Sophie White is a petite woman with fringy hair and lively body language; she stops in mid-sentence to apologize for being inarticulate. In fact she is one of the most articulate artists I have ever interviewed and her work radiates focus and precision.

Her paintings veer from near photo-realism, where each window and smoke stack is clearly rendered to what she calls “memory work,” in which White allows herself to be “loose.” This looseness creates combinations of images where a snowy day overlaps sun and then morphs into night. Or where she takes the hard wrought frame created by a window and fills it with an amorphous landscape.

“ I paint in a lot of different styles, but what unites my work is an obsession with New York and trying to show its reality.”

White grew up on Chambers Street where her parents are both artists. She attended P.S. 234, East Side Middle School and LaGuardia High School before matriculating from Cooper Union, so this Downtown artist was wholly educated in New York’s public schools. White has recently moved to Brooklyn just off Atlantic Avenue but she is keeping her studio in her old bedroom on Chambers Street.

Aside from her incredible painterly technique, there is also an energy that runs through White’s painting, evinced by the fact that she often paints what she sees on the scraps she finds around her. She paints on Styrofoam and on slices of oak or plywood scavenged form city construction sites, which oftentimes means that the picture has a slice cut off or seems to have been found rather than created.

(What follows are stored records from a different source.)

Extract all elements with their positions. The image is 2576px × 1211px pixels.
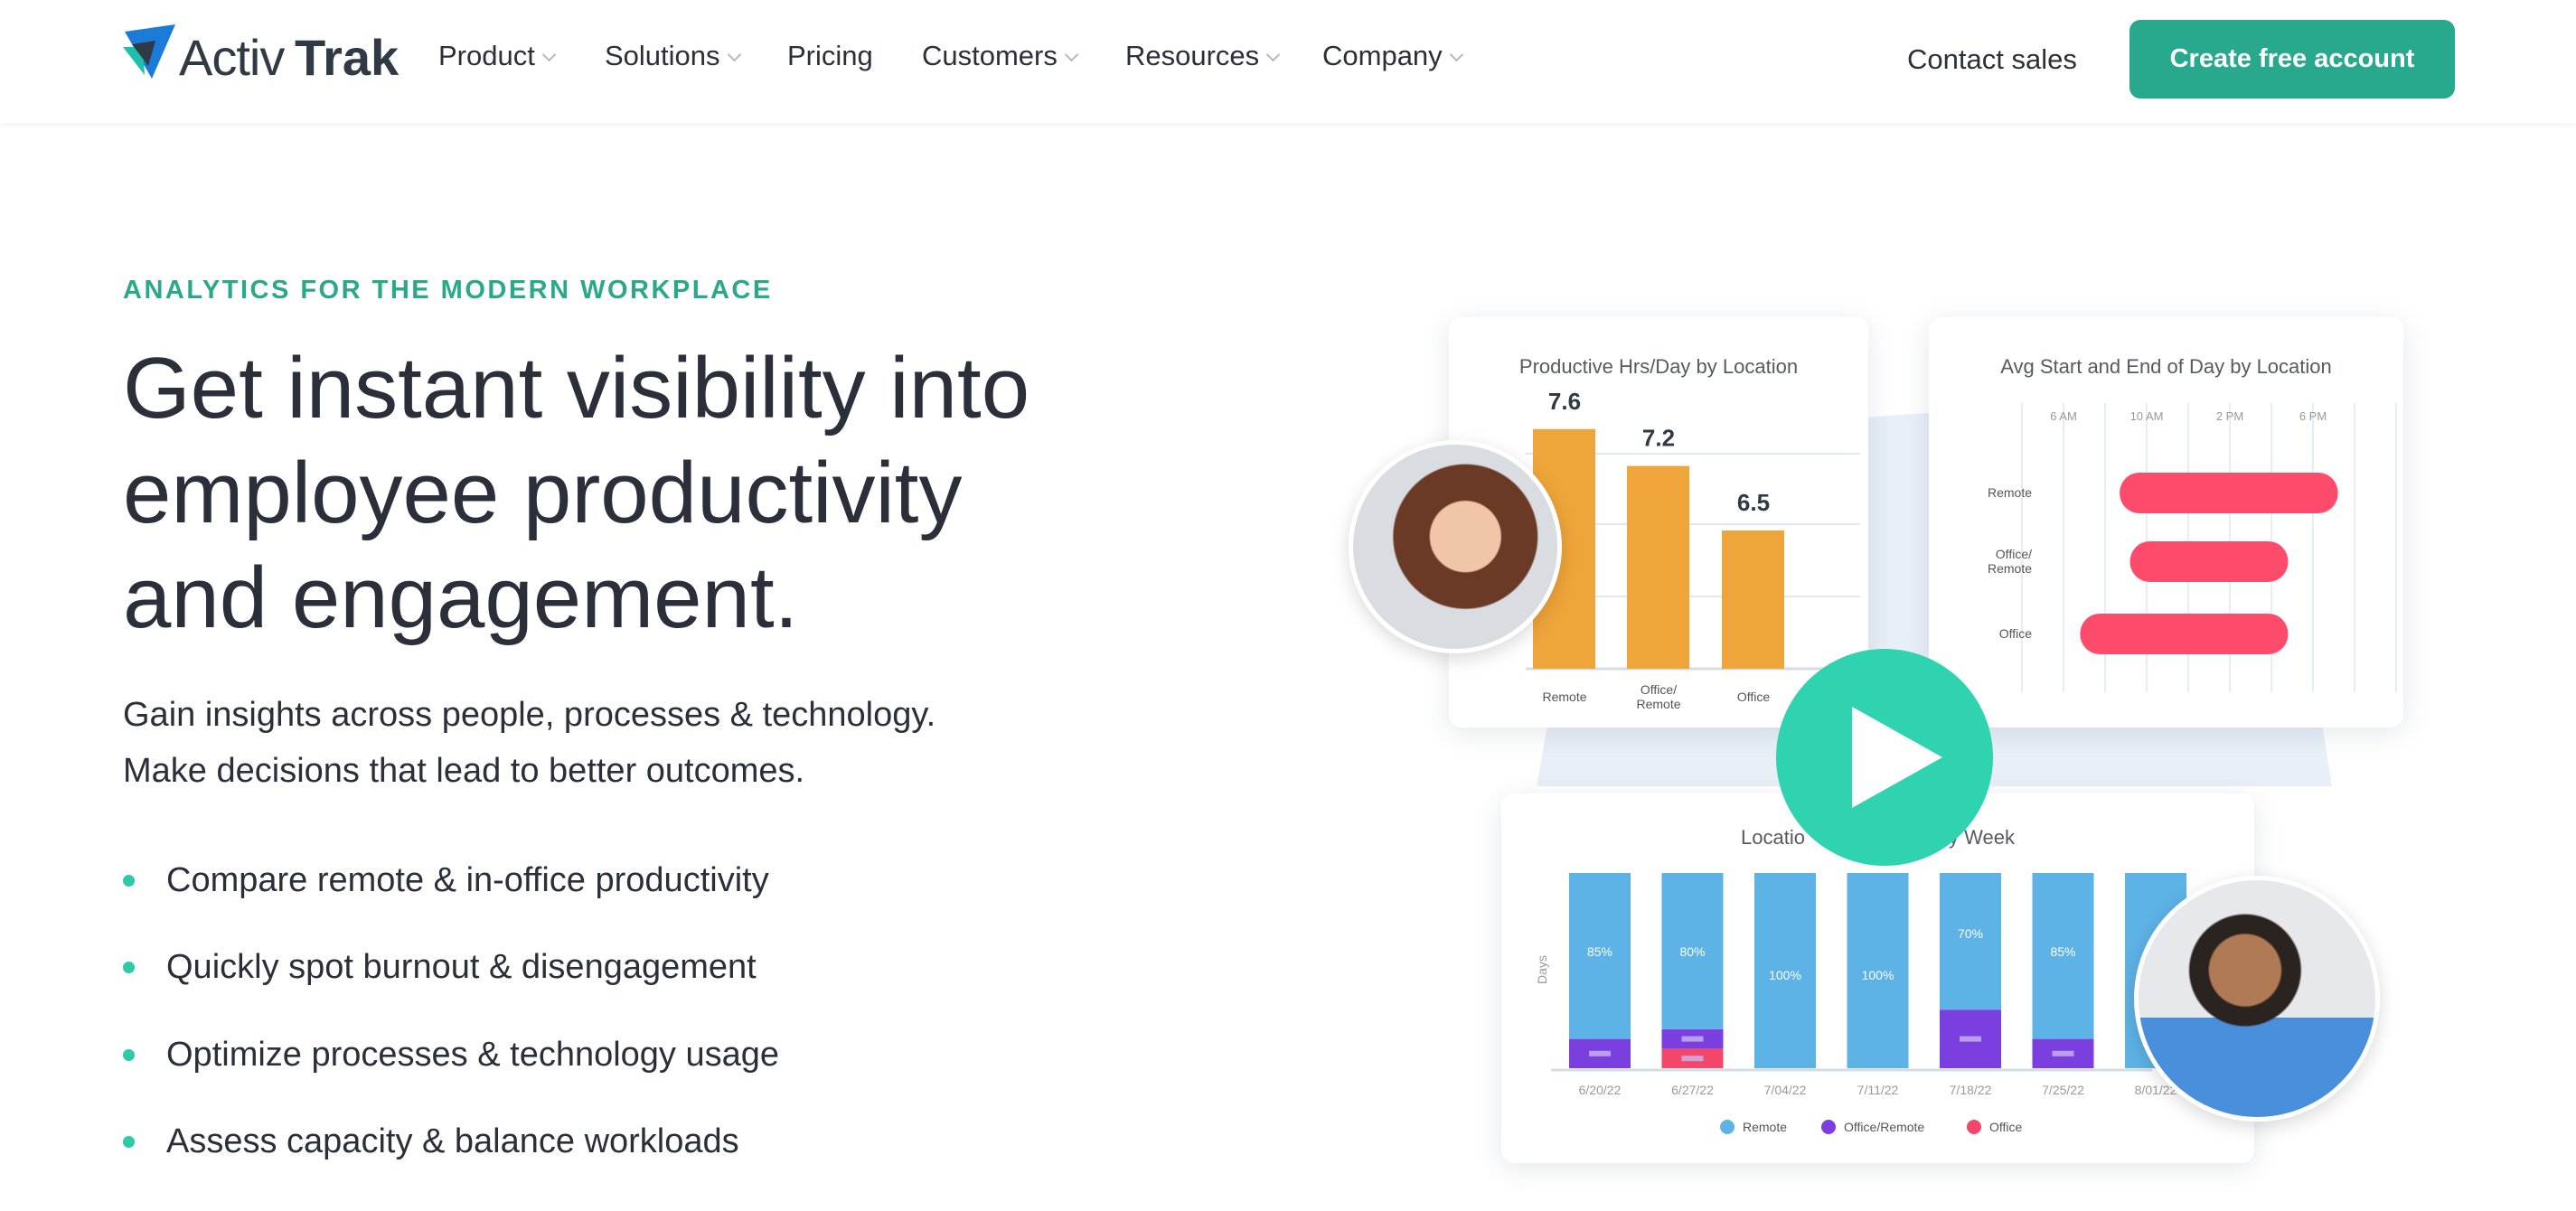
chevron-down-icon — [541, 47, 557, 62]
hero-subtitle: Gain insights across people, processes &… — [123, 687, 935, 799]
x-tick-label: 7/18/22 — [1950, 1083, 1992, 1097]
nav-item-pricing[interactable]: Pricing — [787, 40, 873, 72]
bullet-dot-icon — [123, 875, 135, 887]
start-end-day-card: Avg Start and End of Day by Location 6 A… — [1929, 317, 2403, 728]
y-axis-label: Days — [1535, 955, 1549, 984]
y-tick-label: Remote — [1988, 485, 2032, 500]
create-free-account-button[interactable]: Create free account — [2129, 20, 2455, 99]
headline-line: Get instant visibility into — [123, 340, 1030, 437]
y-tick-label: Remote — [1988, 561, 2032, 576]
headline-line: and engagement. — [123, 549, 799, 646]
legend-label: Remote — [1743, 1120, 1787, 1134]
x-tick-label: 6/27/22 — [1671, 1083, 1714, 1097]
top-navigation: Activ Trak Product Solutions Pricing Custom… — [0, 0, 2576, 123]
legend-swatch — [1967, 1120, 1981, 1134]
nav-item-solutions[interactable]: Solutions — [605, 40, 741, 72]
play-video-button[interactable] — [1776, 649, 1993, 866]
start-end-day-chart: 6 AM 10 AM 2 PM 6 PMRemoteOffice/RemoteOffi… — [1988, 403, 2397, 692]
x-tick-label: Office — [1737, 690, 1771, 704]
chevron-down-icon — [1449, 47, 1463, 62]
x-tick-label: Remote — [1636, 697, 1680, 711]
subtitle-line: Make decisions that lead to better outco… — [123, 752, 805, 790]
bullet-text: Optimize processes & technology usage — [166, 1036, 780, 1074]
segment-label-placeholder — [1681, 1036, 1704, 1042]
nav-item-label: Resources — [1125, 40, 1260, 71]
feature-bullet: Quickly spot burnout & disengagement — [123, 948, 757, 987]
data-label: 7.6 — [1548, 388, 1581, 415]
chevron-down-icon — [727, 47, 741, 62]
bar — [1722, 530, 1784, 669]
bullet-dot-icon — [123, 1136, 135, 1148]
legend-swatch — [1821, 1120, 1836, 1134]
range-bar — [2120, 473, 2338, 513]
legend-label: Office/Remote — [1844, 1120, 1924, 1134]
feature-bullet: Assess capacity & balance workloads — [123, 1122, 739, 1161]
woman-photo — [1349, 440, 1562, 653]
x-tick-label: 7/11/22 — [1857, 1083, 1899, 1097]
x-tick-label: Remote — [1542, 690, 1586, 704]
x-tick-label: 6/20/22 — [1579, 1083, 1622, 1097]
bullet-text: Quickly spot burnout & disengagement — [166, 948, 757, 986]
hero-headline: Get instant visibility into employee pro… — [123, 336, 1253, 651]
data-label: 7.2 — [1642, 425, 1675, 452]
nav-item-label: Customers — [922, 40, 1058, 71]
headline-line: employee productivity — [123, 445, 963, 541]
man-photo — [2134, 876, 2380, 1122]
x-tick-label: 7/25/22 — [2042, 1083, 2084, 1097]
eyebrow-text: ANALYTICS FOR THE MODERN WORKPLACE — [123, 276, 773, 305]
bullet-text: Compare remote & in-office productivity — [166, 861, 769, 899]
x-tick-label: 2 PM — [2216, 409, 2243, 423]
bar-segment-remote — [1940, 873, 2001, 1010]
subtitle-line: Gain insights across people, processes &… — [123, 696, 936, 734]
chevron-down-icon — [1064, 47, 1079, 62]
data-label: 6.5 — [1737, 489, 1770, 516]
data-label: 85% — [1587, 944, 1612, 959]
x-tick-label: 6 PM — [2299, 409, 2327, 423]
nav-item-label: Product — [438, 40, 535, 71]
x-tick-label: 6 AM — [2050, 409, 2077, 423]
x-tick-label: 10 AM — [2130, 409, 2164, 423]
segment-label-placeholder — [1589, 1050, 1611, 1056]
segment-label-placeholder — [2052, 1050, 2074, 1056]
data-label: 80% — [1679, 944, 1705, 959]
range-bar — [2129, 541, 2289, 582]
logo-text-light: Activ — [179, 29, 285, 86]
data-label: 100% — [1769, 968, 1801, 982]
chevron-down-icon — [1265, 47, 1281, 62]
data-label: 70% — [1958, 926, 1983, 941]
nav-item-label: Solutions — [605, 40, 720, 71]
x-tick-label: Office/ — [1641, 682, 1677, 697]
contact-sales-link[interactable]: Contact sales — [1907, 43, 2077, 76]
y-tick-label: Office/ — [1996, 547, 2032, 561]
logo-mark-icon — [123, 24, 175, 79]
bar — [1627, 465, 1689, 669]
data-label: 100% — [1862, 968, 1894, 982]
y-tick-label: Office — [1999, 626, 2033, 641]
x-tick-label: 7/04/22 — [1764, 1083, 1807, 1097]
bullet-dot-icon — [123, 1049, 135, 1061]
nav-item-company[interactable]: Company — [1322, 40, 1463, 72]
nav-item-resources[interactable]: Resources — [1125, 40, 1281, 72]
nav-item-customers[interactable]: Customers — [922, 40, 1079, 72]
legend-label: Office — [1989, 1120, 2023, 1134]
range-bar — [2080, 614, 2289, 654]
logo-text-bold: Trak — [295, 29, 400, 86]
nav-item-label: Pricing — [787, 40, 873, 71]
segment-label-placeholder — [1681, 1056, 1704, 1062]
segment-label-placeholder — [1960, 1036, 1981, 1042]
bullet-dot-icon — [123, 962, 135, 973]
data-label: 85% — [2050, 944, 2075, 959]
feature-bullet: Optimize processes & technology usage — [123, 1036, 779, 1075]
nav-item-product[interactable]: Product — [438, 40, 557, 72]
legend-swatch — [1720, 1120, 1735, 1134]
activtrak-logo[interactable]: Activ Trak — [123, 24, 403, 86]
play-icon — [1852, 707, 1942, 808]
nav-item-label: Company — [1322, 40, 1443, 71]
feature-bullet: Compare remote & in-office productivity — [123, 861, 769, 900]
bullet-text: Assess capacity & balance workloads — [166, 1122, 739, 1160]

Which is similar to the way White sees herself: She believes she always had a real calling to be an artist. “ Since I was in pre-school I wanted to paint. I would go to galleries as a kid and think to myself, ‘I am going to be better than that’ but my parents also cautioned me that even if you are good, you might not be able to support yourself on your art alone. I am aware of that possibility. My mom is a teacher and my father a contractor, and so what else I will do is still a question.”

Right now White, who also does print making and tiny sculptures about New York (“I don’t think these are as buyable as my paintings,” she says), works in a cookie factory. But it’s a safe bet that once her work is seen on a level wider that the small gallery show that just closed in a friend’s loft in Chelsea, she may become known as the Hopper of her generation, a woman who sees the city with its grit and imperfections and loves it just that way.